The evolution of our understanding of climate change from an ethical or environmental issue to one that presents foreseeable financial and systemic risks (and opportunities) over short, medium and long-term investment horizons has significantly changed its relevance to the governance of both corporations and investors. This evolution means there are serious implications for the duties of directors and officers, and potential disclosure obligations for companies.
This second edition of the Primer on Climate Change: Directors’ Duties and Disclosure Obligations provides an overview of contemporary evidence that climate change presents foreseeable, and in many cases material, financial and systemic risks that affect corporations and their investors. It then discusses:
1) general climate obligations in the jurisdictions where The Climate Governance Initiative is present though its global network of national Chapters;
2) how company law and directors’ duties in these jurisdictions require directors to incorporate climate change into their strategies, legal oversight, and supervision of the companies entrusted to their care;
3) disclosure obligations; and
4) advice to directors.
While legal frameworks vary between jurisdictions, it is generally the case that directors act as fiduciaries of the company in discharging their functions, and owe duties of loyalty and care and diligence to the company.

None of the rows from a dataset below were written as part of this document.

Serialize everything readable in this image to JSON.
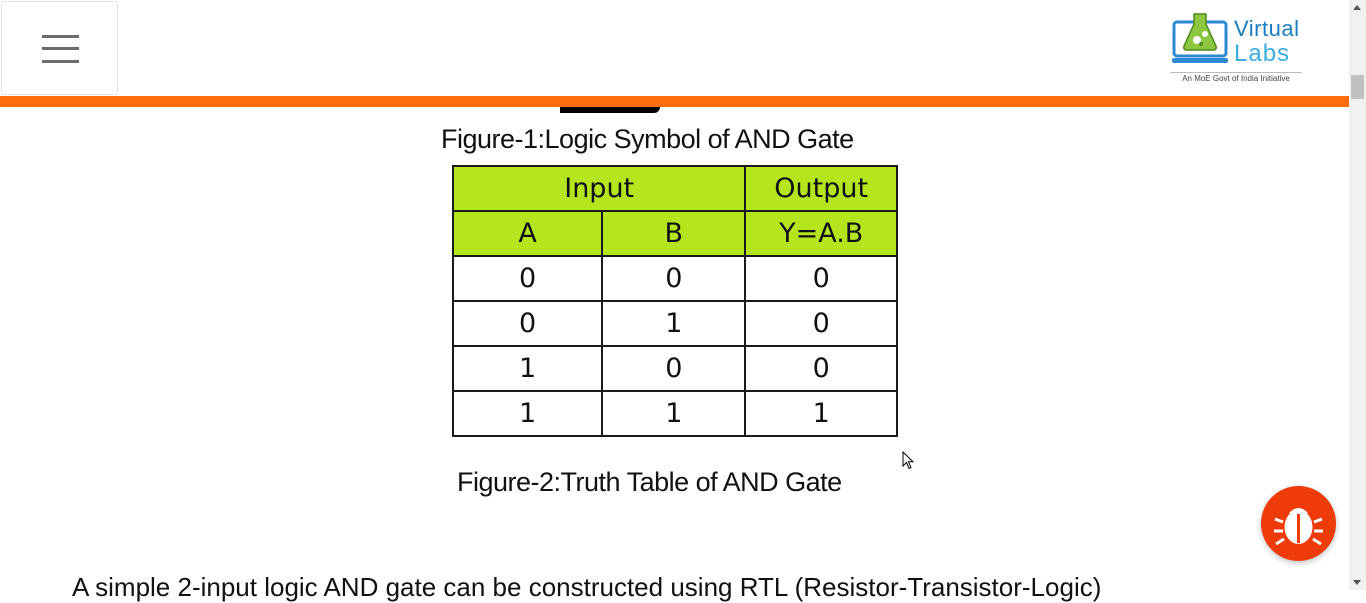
{
  "header": {
    "menu_icon": "hamburger-icon",
    "logo": {
      "word1": "Virtual",
      "word2": "Labs",
      "tagline": "An MoE Govt of India Initiative"
    },
    "accent_color": "#ff6d0d"
  },
  "content": {
    "figure1_caption": "Figure-1:Logic Symbol of AND Gate",
    "figure2_caption": "Figure-2:Truth Table of AND Gate",
    "paragraph_partial": "A simple 2-input logic AND gate can be constructed using RTL (Resistor-Transistor-Logic)"
  },
  "truth_table": {
    "group_headers": {
      "input": "Input",
      "output": "Output"
    },
    "col_headers": [
      "A",
      "B",
      "Y=A.B"
    ],
    "rows": [
      [
        "0",
        "0",
        "0"
      ],
      [
        "0",
        "1",
        "0"
      ],
      [
        "1",
        "0",
        "0"
      ],
      [
        "1",
        "1",
        "1"
      ]
    ],
    "header_color": "#b5e61d"
  },
  "floating": {
    "bug_icon": "bug-report-icon",
    "color": "#ef3a0a"
  }
}
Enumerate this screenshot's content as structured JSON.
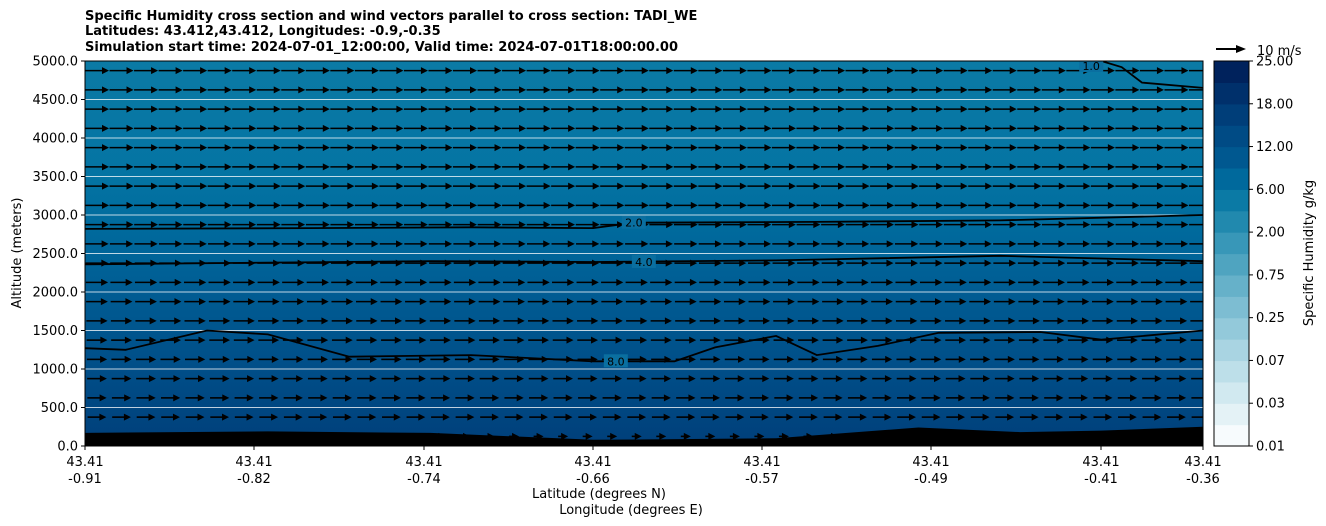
{
  "chart_data": {
    "type": "contour-cross-section",
    "title_lines": [
      "Specific Humidity cross section and wind vectors parallel to cross section: TADI_WE",
      "Latitudes: 43.412,43.412, Longitudes: -0.9,-0.35",
      "Simulation start time: 2024-07-01_12:00:00, Valid time: 2024-07-01T18:00:00.00"
    ],
    "ylabel": "Altitude (meters)",
    "xlabel_lat": "Latitude (degrees N)",
    "xlabel_lon": "Longitude (degrees E)",
    "ylim": [
      0,
      5000
    ],
    "y_ticks": [
      "0.0",
      "500.0",
      "1000.0",
      "1500.0",
      "2000.0",
      "2500.0",
      "3000.0",
      "3500.0",
      "4000.0",
      "4500.0",
      "5000.0"
    ],
    "x_ticks": [
      {
        "lat": "43.41",
        "lon": "-0.91"
      },
      {
        "lat": "43.41",
        "lon": "-0.82"
      },
      {
        "lat": "43.41",
        "lon": "-0.74"
      },
      {
        "lat": "43.41",
        "lon": "-0.66"
      },
      {
        "lat": "43.41",
        "lon": "-0.57"
      },
      {
        "lat": "43.41",
        "lon": "-0.49"
      },
      {
        "lat": "43.41",
        "lon": "-0.41"
      },
      {
        "lat": "43.41",
        "lon": "-0.36"
      }
    ],
    "grid": "horizontal",
    "colorbar": {
      "label": "Specific Humidity g/kg",
      "tick_labels": [
        "0.01",
        "0.03",
        "0.07",
        "0.25",
        "0.75",
        "2.00",
        "6.00",
        "12.00",
        "18.00",
        "25.00"
      ],
      "colors": [
        "#f7fbfd",
        "#e4f2f6",
        "#d1e9f0",
        "#bddfe9",
        "#a9d4e2",
        "#93c9da",
        "#7dbdd2",
        "#66b1c9",
        "#4fa4c0",
        "#3897b8",
        "#2189ae",
        "#0b7aa5",
        "#00699c",
        "#005890",
        "#004b85",
        "#003e79",
        "#00306b",
        "#00225c"
      ]
    },
    "contours": [
      {
        "label": "2.0",
        "points": [
          [
            -0.91,
            2820
          ],
          [
            -0.8,
            2830
          ],
          [
            -0.72,
            2840
          ],
          [
            -0.66,
            2830
          ],
          [
            -0.64,
            2900
          ],
          [
            -0.55,
            2910
          ],
          [
            -0.46,
            2930
          ],
          [
            -0.36,
            3000
          ]
        ]
      },
      {
        "label": "4.0",
        "points": [
          [
            -0.91,
            2360
          ],
          [
            -0.74,
            2400
          ],
          [
            -0.66,
            2390
          ],
          [
            -0.57,
            2410
          ],
          [
            -0.46,
            2470
          ],
          [
            -0.36,
            2400
          ]
        ]
      },
      {
        "label": "8.0",
        "points": [
          [
            -0.91,
            1270
          ],
          [
            -0.89,
            1250
          ],
          [
            -0.85,
            1500
          ],
          [
            -0.82,
            1450
          ],
          [
            -0.78,
            1160
          ],
          [
            -0.72,
            1180
          ],
          [
            -0.66,
            1100
          ],
          [
            -0.62,
            1100
          ],
          [
            -0.6,
            1280
          ],
          [
            -0.57,
            1430
          ],
          [
            -0.55,
            1180
          ],
          [
            -0.52,
            1300
          ],
          [
            -0.49,
            1470
          ],
          [
            -0.44,
            1480
          ],
          [
            -0.41,
            1380
          ],
          [
            -0.36,
            1500
          ]
        ]
      },
      {
        "label": "1.0",
        "points": [
          [
            -0.41,
            5000
          ],
          [
            -0.4,
            4920
          ],
          [
            -0.39,
            4720
          ],
          [
            -0.36,
            4650
          ]
        ]
      }
    ],
    "terrain": [
      [
        -0.91,
        170
      ],
      [
        -0.82,
        190
      ],
      [
        -0.74,
        170
      ],
      [
        -0.66,
        80
      ],
      [
        -0.57,
        100
      ],
      [
        -0.5,
        240
      ],
      [
        -0.45,
        180
      ],
      [
        -0.41,
        200
      ],
      [
        -0.36,
        250
      ]
    ],
    "quiver_key": {
      "label": "10 m/s"
    }
  }
}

The content of these duties varies as the factual context in which the directors act changes. A reasonable decision for a director fifty, ten or even five years ago might not look so reasonable today. Understanding these duties in the context of a changing external context is particularly relevant in the case of climate change, where the evidence of climate-related risks and opportunities is becoming ever more apparent, and changes in regulation are gathering momentum such that the likelihood of a disorderly and disruptive transition increases.
To discharge their duties, therefore, directors must integrate climate risks and opportunities into their governance roles.
Similarly, directors are generally subject to duties to disclose material risks facing the company to the company’s investors. Climate risks are now understood by regulators and investors as being potentially material financial risks to a company, and therefore directors may need to consider whether they should
be disclosed. Additionally, regulatory measures requiring disclosure of climate and other sustainabilityrelated risks are increasingly being put in place by governments and regulators.
Litigation challenging companies’ contributions to climate change is becoming a reality in many countries. Over 2,000 cases have been filed as of 31 May 2022, seeking to recoup some of the damage caused by climate change or the costs of adaptation, or to challenge governments’ or corporations’ actions or failure to act. Challenges to the actions—and inactions—of companies and their directors are starting to emerge, evidenced in stark form by the judgment in the Netherlands on 26 May 2021, ordering Royal Dutch Shell to reduce its CO2 emissions by 45% from 2019 levels by the end of 2030.
Where directors fail to meet the standards of good governance, they may be exposed to litigation risks themselves. In the UK, an environmental NGO, ClientEarth, has begun the process to bring a claim against the board of Shell, alleging that the board has failed in its duties to act in the best interests of the company and to act with due care, skill and diligence by failing to develop and implement a climate strategy that aligns with the Paris Agreement goals, increasing its risk of stranded assets and having to make write-downs (due to both physical and transition risks).
We have produced this Primer for board directors so they can be informed and prudent advocates, encouraging their boards to integrate the issue of climate change issues in the development of their companies’ corporate strategy, risk management oversight, governance and disclosure. This, alone, is the most effective thing directors can do to fulfil their obligations to their companies while steering well clear of any personal liability exposure from the potential increase of litigation.